The Monitor summarises results from 315 major listed companies. By FNArena’s assessment, 94 companies beat expectations and 64 missed expectations, for a percentage ratio of 30/20 or 1.5 beats to misses. The simple average of all resultant target price changes came in at a net 1.25% gain. In response to results, brokers made 116 ratings upgrades and 40 ratings downgrades, or a ratio of 3 to 1 upgrades to downgrades.
To put that into perspective, the previous February reporting season featured a ratio of 1.1 beats to misses for a 5.6% target price gain, and a ratio of 3 to 1 downgrades to upgrades (ie, the other way around).
A year ago, the August 2014 reporting season featured 1.1 beats to misses for a 2.1% target price gain. The ratio of downgrades to upgrades was 1.6 to 1.
When last year’s August season began the ASX200 was at 5600. At that time, stock analysts had decided the driving force of domestic and global thirst for yield had rendered many stocks overvalued, hence ratings downgrades outpaced upgrades by 1.6 to 1. When this year’s February season began, the ASX200 was again at 5600 following an interim period of volatility.

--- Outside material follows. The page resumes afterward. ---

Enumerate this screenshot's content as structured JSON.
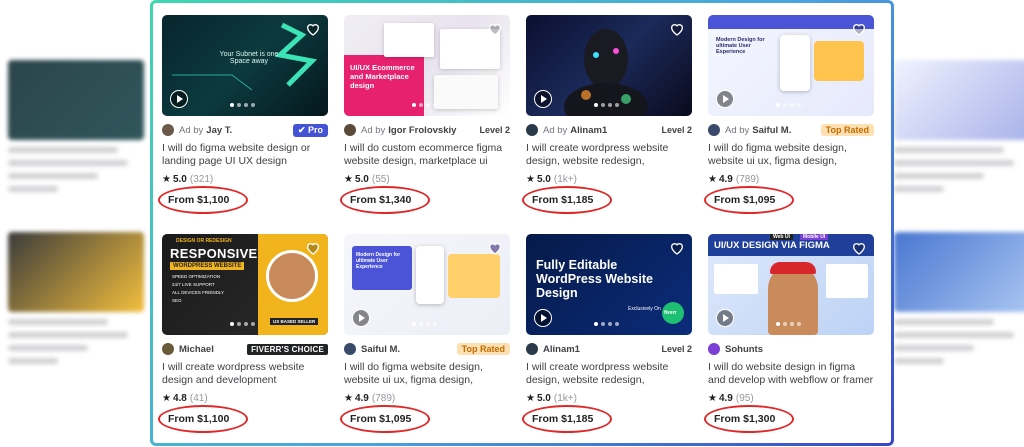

But as the month progressed, the index rallied 6%.
The “overvaluation” call thus became more emphatic, hence downgrades outpaced upgrades by 3 to 1, or about twice the level of the previous August.
With a bit of help from China, this year’s August result season began with the index back down at 5600 yet again. By rights, stock analysts should still have been calling “overvaluation” as they did one year earlier when the index was at 5600, but they haven’t. Over the past six months analysts have come to accept that low global interest rates suggest yield stocks deserve a premium, and hence the market PE should be higher as a result.
So as the result season began to play out, upgrades began outpacing downgrades from the word go. This time “undervaluation”, or more accurately “oversold”, calls emerged. And then China devalued its currency, all hell broke loose, and the ASX200 traded under 5000 before bouncing slightly to month’s end. Anything that was “oversold” at the beginning of August hence became even more oversold at the end, on stock analyst valuations, thus the big swing around to upgrades significantly outpacing downgrades.
[Note: This final table includes assessments for late reporters Freedom Foods Group ((FNP)), Tap Oil ((TAP)) and The PAS Group ((PGR))]
Disclaimer:
While FNArena's Reporting Season Monitor is being compiled with great care and our best endeavours, investors should note that we cannot guarantee that all data and information gathered and on display is 100% accurate at all times. FNArena does not accept any responsibility for errors and omissions that can occur. Investors should always do their own research and consult with a financial expert before making investment decisions. FNArena's Reporting Season Monitor is an informative tool, it does not not contain investment advice and should not be treated as such.